Sarkozy: Französische Revolutionen im Elysée

Der französische Präsident Sarkozy will verändern: Er verlangt eine neue Zivilisation, Respekt vor der Welt – und werbefreies Fernsehen.

Es war die erste Pressekonferenz im Elysée-Palast seit Nicolas Sarkozys Wahl vor acht Monaten. Der Zeitpunkt schien reif für eine erste Bilanz. Der Präsident ist in Umfragen mit einem Stimmungsumschwung konfrontiert, ihm schwindet das Vertrauen der Franzosen. Zugleich verdüstern sich vor dem Hintergrund internationaler Rezessionsängste auch die Konjunkturaussichten.

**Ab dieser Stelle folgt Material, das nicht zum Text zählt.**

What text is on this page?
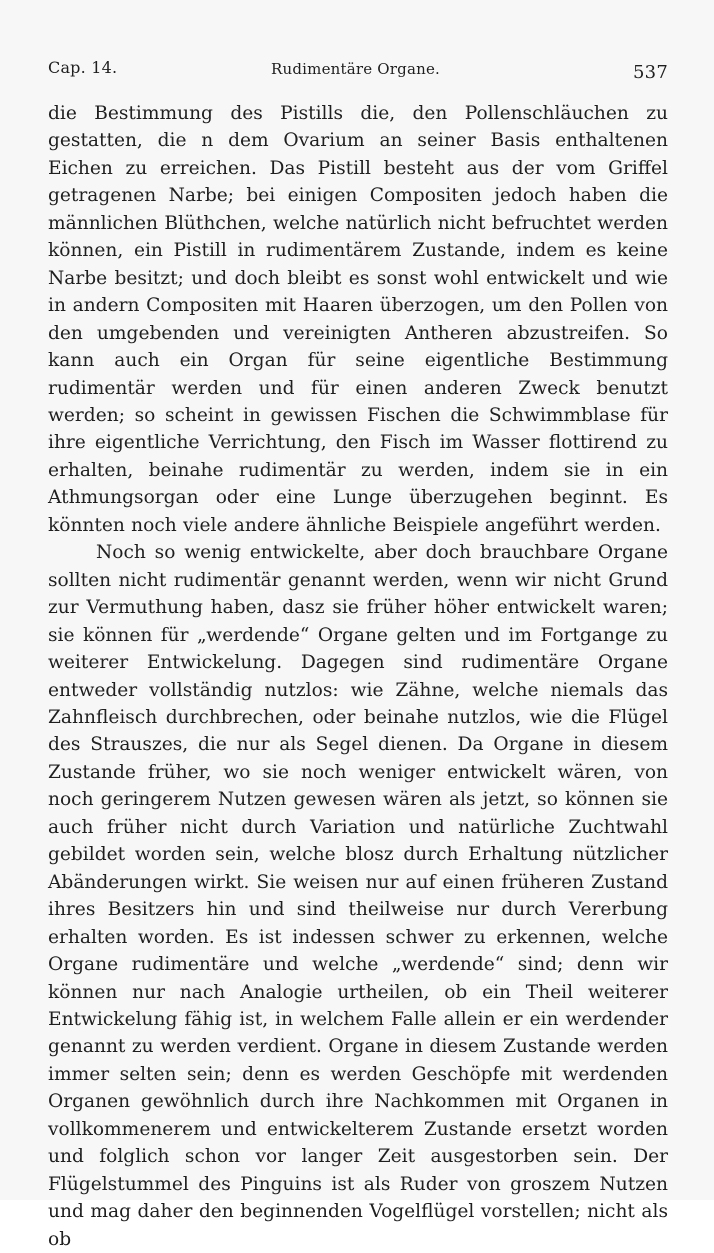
Cap. 14.	Rudimentäre Organe.	537

die Bestimmung des Pistills die, den Pollenschläuchen zu gestatten, die n dem Ovarium an seiner Basis enthaltenen Eichen zu erreichen. Das Pistill besteht aus der vom Griffel getragenen Narbe; bei einigen Compositen jedoch haben die männlichen Blüthchen, welche natürlich nicht befruchtet werden können, ein Pistill in rudimentärem Zustande, indem es keine Narbe besitzt; und doch bleibt es sonst wohl entwickelt und wie in andern Compositen mit Haaren überzogen, um den Pollen von den umgebenden und vereinigten Antheren abzustreifen. So kann auch ein Organ für seine eigentliche Bestimmung rudimentär werden und für einen anderen Zweck benutzt werden; so scheint in gewissen Fischen die Schwimmblase für ihre eigentliche Verrichtung, den Fisch im Wasser flottirend zu erhalten, beinahe rudimentär zu werden, indem sie in ein Athmungsorgan oder eine Lunge überzugehen beginnt. Es könnten noch viele andere ähnliche Beispiele angeführt werden.

Noch so wenig entwickelte, aber doch brauchbare Organe sollten nicht rudimentär genannt werden, wenn wir nicht Grund zur Vermuthung haben, dasz sie früher höher entwickelt waren; sie können für „werdende“ Organe gelten und im Fortgange zu weiterer Entwickelung. Dagegen sind rudimentäre Organe entweder vollständig nutzlos: wie Zähne, welche niemals das Zahnfleisch durchbrechen, oder beinahe nutzlos, wie die Flügel des Strauszes, die nur als Segel dienen. Da Organe in diesem Zustande früher, wo sie noch weniger entwickelt wären, von noch geringerem Nutzen gewesen wären als jetzt, so können sie auch früher nicht durch Variation und natürliche Zuchtwahl gebildet worden sein, welche blosz durch Erhaltung nützlicher Abänderungen wirkt. Sie weisen nur auf einen früheren Zustand ihres Besitzers hin und sind theilweise nur durch Vererbung erhalten worden. Es ist indessen schwer zu erkennen, welche Organe rudimentäre und welche „werdende“ sind; denn wir können nur nach Analogie urtheilen, ob ein Theil weiterer Entwickelung fähig ist, in welchem Falle allein er ein werdender genannt zu werden verdient. Organe in diesem Zustande werden immer selten sein; denn es werden Geschöpfe mit werdenden Organen gewöhnlich durch ihre Nachkommen mit Organen in vollkommenerem und entwickelterem Zustande ersetzt worden und folglich schon vor langer Zeit ausgestorben sein. Der Flügelstummel des Pinguins ist als Ruder von groszem Nutzen und mag daher den beginnenden Vogelflügel vorstellen; nicht als ob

Mehr als 600 Journalisten aus vierzig Ländern waren für diesen politischen Hochseilakt eingeladen worden – auch um Näheres über Sarkozys Ehepläne mit seiner Freundin Carla Bruni zu erfahren. Vor Abstechern ins Private hielt der Präsident den Medienvertretern zuerst eine lange Grundsatzrede im Stil eines Kandidaten: Was bisher versucht wurde, um Frankreich zu modernisieren, sei zu oberflächlich und „allzu déjà-vu“ gewesen, um den „Reformstau seit dreißig Jahren“ aufzuholen. Sarkozy will nicht weniger als eine „kulturelle Revolution“ beginnen, ausgehend vom Konzept einer „Politik der Zivilisation“. Die Leitidee: Frankreich und Europa müssen für das neue Zeitalter mit aufkommenden Weltmächten wie Indien und China fit gemacht werden.

Er wolle zu einer „neuen Weltzivilisation beitragen“, in der die Menschen anders und besser zusammenlebten. „Um etwas verändern zu können, muss man alles gleichzeitig ändern“, erklärte Sarkozy. Vor allem gehe es darum, „eine Identität, an der man festhalten möchte, mit der Modernität zu vereinbaren, an die man sich anpassen muss“. Die auf etablierten Grundwerten beruhende Politik der Zivilisation werde er in allen Bereichen durchdeklinieren, um „unsere Art zu produzieren, zu arbeiten und zu leben“ grundlegend zu verändern.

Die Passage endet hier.